One of the things that makes this band is stage presence. They have a wonderful visual chemistry. Makenzie spins like a whirling dervish. I’ve tried to take live pictures of them and she is always a blur. I’ve already mentioned that Roxie is also usually in motion. She hops, contorts and kicks her legs out in a non-stop frenzy. They stand on either side of the stage with Izzi in the middle. While the other two go nuts, Izzi remains calm, cool and collected. She makes playing the drums look effortless and watching her play I’m usually reminded of Charlie Watts from The Stones.
Another aspect is Roxie’s singing and vocal phrasing. I recently picked up the first two Heartless Bastards records. I love that band, but when I listened to both albums back to back I was struck by how Erica stays in the same range and even seems to sing the same melody song after song. Roxie can croon, scream, and shout.
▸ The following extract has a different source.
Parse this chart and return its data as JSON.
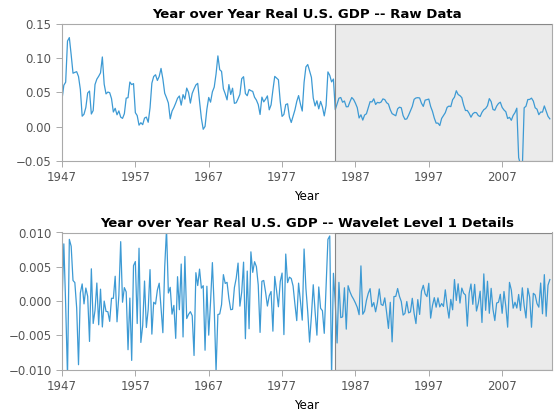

She can be angelic or guttural and she always seems to do exactly what each song needs. Finally there’s the songwriting. Unlike other bands who play a set that’s basically the same song over and over, Breaking Glass mix up dynamics, tempos and genres over the course of a set. They can be soft and pretty like on “Take These Blues Away” which has a beautiful quiet part where Roxie whistles before building back to a blues explosion. They can pop punk like on “Stop” or they can shitkick like on “Country Song.” I listen to tons of music and I can’t think of any other band to compare them to except for them. They may sound like somebody for a few seconds during a verse, a chorus or a break, but that similarity is just one facet of the shiny diamond that is Breaking Glass.